How Science Lost the Public’s Trust | WHAT REALLY HAPPENED

How Science Lost the Public’s Trust

‘Science” has become a political catchword. “I believe in science,” Joe Biden tweeted six days before he was elected president. “ Donald Trump doesn’t. It’s that simple, folks.”

But what does it mean to believe in science? The British science writer Matt Ridley draws a pointed distinction between “science as a philosophy” and “science as an institution.” The former grows out of the Enlightenment, which Mr. Ridley defines as “the primacy of rational and objective reasoning.” The latter, like all human institutions, is erratic, prone to falling well short of its stated principles. Mr. Ridley says the Covid pandemic has “thrown into sharp relief the disconnect between science as a philosophy and science as an institution.”

Mr.

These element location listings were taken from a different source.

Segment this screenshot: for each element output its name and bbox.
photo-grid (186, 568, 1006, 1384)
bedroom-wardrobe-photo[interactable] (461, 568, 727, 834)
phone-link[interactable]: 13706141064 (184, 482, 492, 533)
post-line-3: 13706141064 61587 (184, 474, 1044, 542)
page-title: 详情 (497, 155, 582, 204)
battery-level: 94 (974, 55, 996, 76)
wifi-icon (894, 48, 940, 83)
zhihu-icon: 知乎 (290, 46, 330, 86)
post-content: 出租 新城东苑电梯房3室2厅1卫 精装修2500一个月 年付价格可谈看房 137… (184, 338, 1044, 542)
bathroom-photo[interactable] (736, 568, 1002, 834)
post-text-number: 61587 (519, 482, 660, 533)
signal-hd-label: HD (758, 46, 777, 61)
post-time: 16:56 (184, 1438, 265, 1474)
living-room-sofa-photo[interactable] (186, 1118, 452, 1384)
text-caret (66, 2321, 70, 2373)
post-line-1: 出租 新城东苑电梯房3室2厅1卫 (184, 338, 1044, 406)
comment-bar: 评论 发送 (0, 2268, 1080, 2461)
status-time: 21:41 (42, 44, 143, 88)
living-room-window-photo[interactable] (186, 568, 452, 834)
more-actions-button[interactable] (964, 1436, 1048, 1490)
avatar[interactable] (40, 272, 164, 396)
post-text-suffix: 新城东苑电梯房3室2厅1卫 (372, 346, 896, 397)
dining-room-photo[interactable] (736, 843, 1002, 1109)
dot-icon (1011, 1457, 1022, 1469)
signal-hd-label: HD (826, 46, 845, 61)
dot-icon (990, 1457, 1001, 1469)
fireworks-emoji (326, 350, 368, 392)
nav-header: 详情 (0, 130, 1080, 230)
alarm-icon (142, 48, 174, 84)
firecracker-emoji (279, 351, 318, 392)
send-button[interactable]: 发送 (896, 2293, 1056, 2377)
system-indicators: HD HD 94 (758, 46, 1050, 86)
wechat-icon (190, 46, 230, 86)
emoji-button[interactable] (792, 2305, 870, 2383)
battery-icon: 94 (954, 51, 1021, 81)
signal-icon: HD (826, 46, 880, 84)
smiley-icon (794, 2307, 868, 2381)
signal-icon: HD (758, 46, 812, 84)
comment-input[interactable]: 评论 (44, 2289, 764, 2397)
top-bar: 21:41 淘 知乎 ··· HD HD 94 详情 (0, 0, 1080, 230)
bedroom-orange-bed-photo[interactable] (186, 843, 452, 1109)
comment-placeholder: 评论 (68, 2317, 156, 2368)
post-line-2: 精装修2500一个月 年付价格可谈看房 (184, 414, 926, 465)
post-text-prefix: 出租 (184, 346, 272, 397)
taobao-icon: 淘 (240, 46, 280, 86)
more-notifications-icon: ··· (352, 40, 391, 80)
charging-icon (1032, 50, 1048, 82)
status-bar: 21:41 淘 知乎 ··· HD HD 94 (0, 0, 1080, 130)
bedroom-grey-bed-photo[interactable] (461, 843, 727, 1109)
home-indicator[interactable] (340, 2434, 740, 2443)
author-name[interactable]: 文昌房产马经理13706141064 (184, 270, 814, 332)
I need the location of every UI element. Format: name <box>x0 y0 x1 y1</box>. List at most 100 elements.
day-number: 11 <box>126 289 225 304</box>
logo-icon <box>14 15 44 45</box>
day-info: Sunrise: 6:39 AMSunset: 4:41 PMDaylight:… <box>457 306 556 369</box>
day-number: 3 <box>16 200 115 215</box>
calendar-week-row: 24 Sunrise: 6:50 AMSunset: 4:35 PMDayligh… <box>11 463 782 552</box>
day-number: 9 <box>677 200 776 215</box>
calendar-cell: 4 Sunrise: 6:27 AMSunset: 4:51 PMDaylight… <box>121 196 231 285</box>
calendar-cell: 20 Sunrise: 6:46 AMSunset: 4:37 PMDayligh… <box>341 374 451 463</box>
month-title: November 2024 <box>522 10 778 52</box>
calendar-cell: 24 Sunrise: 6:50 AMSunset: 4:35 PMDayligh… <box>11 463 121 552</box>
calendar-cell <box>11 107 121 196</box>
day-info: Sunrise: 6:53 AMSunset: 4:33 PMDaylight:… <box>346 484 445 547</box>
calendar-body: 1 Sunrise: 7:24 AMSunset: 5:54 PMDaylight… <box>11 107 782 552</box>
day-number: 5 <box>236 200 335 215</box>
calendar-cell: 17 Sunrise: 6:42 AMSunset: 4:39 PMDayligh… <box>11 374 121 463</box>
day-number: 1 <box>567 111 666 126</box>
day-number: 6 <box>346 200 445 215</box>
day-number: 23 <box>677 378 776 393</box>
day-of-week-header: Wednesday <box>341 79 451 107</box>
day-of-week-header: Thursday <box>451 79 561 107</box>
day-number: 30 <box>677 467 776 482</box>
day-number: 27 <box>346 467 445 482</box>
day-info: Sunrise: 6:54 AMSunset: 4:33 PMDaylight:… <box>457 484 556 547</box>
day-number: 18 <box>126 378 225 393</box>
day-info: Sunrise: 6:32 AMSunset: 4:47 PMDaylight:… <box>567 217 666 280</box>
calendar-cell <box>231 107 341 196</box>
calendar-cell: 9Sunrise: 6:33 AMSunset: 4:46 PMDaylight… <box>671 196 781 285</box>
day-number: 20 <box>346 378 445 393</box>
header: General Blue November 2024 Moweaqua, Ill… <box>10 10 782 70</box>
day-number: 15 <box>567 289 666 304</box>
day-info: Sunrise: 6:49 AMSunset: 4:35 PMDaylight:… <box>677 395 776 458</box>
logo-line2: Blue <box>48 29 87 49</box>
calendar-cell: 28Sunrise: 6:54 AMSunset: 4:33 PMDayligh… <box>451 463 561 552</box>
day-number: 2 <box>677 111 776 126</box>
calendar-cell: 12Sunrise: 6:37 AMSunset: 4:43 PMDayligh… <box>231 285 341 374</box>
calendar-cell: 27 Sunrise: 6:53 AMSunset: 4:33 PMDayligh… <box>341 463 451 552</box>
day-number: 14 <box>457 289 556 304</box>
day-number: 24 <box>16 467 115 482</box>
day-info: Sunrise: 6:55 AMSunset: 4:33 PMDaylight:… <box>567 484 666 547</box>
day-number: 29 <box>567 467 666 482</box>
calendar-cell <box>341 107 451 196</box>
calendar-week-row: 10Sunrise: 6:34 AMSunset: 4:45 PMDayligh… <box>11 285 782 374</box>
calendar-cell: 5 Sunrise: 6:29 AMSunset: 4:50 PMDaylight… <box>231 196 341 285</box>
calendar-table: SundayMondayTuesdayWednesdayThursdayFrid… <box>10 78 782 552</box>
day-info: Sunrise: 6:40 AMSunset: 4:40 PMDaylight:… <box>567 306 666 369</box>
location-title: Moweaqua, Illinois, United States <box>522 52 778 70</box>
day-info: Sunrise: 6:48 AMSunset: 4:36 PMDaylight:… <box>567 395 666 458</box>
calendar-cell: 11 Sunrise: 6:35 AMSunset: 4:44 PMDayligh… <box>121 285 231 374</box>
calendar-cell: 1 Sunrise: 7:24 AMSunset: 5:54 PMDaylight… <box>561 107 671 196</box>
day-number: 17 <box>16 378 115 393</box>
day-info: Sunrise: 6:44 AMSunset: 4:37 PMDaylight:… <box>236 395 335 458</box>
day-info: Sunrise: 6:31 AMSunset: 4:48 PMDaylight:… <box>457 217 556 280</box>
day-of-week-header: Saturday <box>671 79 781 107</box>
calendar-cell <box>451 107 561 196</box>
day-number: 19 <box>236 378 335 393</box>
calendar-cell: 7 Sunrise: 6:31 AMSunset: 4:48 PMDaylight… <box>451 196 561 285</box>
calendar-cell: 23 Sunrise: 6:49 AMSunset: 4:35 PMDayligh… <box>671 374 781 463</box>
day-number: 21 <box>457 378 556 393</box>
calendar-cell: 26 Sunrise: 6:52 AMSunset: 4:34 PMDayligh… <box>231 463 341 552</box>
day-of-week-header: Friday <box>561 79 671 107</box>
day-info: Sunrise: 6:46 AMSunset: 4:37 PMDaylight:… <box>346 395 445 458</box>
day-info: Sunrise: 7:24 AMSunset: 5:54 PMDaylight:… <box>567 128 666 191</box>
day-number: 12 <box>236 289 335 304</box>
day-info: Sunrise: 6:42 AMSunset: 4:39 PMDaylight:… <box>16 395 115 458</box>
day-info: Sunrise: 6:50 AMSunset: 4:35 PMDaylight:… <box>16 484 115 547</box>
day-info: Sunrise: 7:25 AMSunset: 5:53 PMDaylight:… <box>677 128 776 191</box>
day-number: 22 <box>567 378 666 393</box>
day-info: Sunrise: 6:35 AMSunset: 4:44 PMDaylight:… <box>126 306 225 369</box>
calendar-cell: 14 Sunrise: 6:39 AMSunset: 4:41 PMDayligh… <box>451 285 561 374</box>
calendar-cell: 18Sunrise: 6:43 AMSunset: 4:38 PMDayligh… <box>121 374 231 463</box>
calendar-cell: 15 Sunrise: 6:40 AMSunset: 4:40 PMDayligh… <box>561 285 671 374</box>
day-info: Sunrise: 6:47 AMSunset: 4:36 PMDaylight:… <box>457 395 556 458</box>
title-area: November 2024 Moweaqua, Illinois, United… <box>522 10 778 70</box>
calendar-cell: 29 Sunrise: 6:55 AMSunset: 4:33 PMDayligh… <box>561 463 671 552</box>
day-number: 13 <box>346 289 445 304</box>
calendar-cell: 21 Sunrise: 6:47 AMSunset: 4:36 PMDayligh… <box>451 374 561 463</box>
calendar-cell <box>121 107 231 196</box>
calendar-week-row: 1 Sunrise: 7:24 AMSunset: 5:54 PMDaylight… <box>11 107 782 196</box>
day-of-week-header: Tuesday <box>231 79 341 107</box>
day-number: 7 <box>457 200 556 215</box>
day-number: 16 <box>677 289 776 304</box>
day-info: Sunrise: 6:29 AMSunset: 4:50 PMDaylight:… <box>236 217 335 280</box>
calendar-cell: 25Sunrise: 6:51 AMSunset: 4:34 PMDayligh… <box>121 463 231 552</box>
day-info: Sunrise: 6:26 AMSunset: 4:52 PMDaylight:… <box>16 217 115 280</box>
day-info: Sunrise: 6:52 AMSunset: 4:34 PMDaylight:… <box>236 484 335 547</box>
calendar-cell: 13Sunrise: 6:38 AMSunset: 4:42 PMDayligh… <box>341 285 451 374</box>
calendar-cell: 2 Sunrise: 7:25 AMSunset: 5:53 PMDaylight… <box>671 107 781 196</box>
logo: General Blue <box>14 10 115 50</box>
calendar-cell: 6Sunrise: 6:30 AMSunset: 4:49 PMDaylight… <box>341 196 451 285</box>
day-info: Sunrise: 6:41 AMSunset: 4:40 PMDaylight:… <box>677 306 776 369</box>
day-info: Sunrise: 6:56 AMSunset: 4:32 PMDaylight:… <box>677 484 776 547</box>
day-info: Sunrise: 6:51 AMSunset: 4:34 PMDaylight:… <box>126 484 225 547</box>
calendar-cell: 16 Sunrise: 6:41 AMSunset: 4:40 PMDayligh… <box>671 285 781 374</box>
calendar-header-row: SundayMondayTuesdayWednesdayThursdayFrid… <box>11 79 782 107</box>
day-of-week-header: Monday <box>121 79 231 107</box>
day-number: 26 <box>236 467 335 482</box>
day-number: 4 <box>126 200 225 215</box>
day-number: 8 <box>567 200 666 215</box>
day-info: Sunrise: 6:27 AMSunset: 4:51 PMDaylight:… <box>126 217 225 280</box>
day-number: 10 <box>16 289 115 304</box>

Ridley, 63, describes himself as a “science critic, which is a profession that doesn’t really exist.” He likens his vocation to that of an art critic and dismisses most other science writers as “cheerleaders.” That somewhat lofty attitude seems fitting for a hereditary English peer. As the fifth Viscount Ridley, he’s a member of Britain’s House of Lords, and he Zooms with me from his ancestral seat in Northumberland, just south of Scotland, in between sessions of Parliament (which he also attends by Zoom).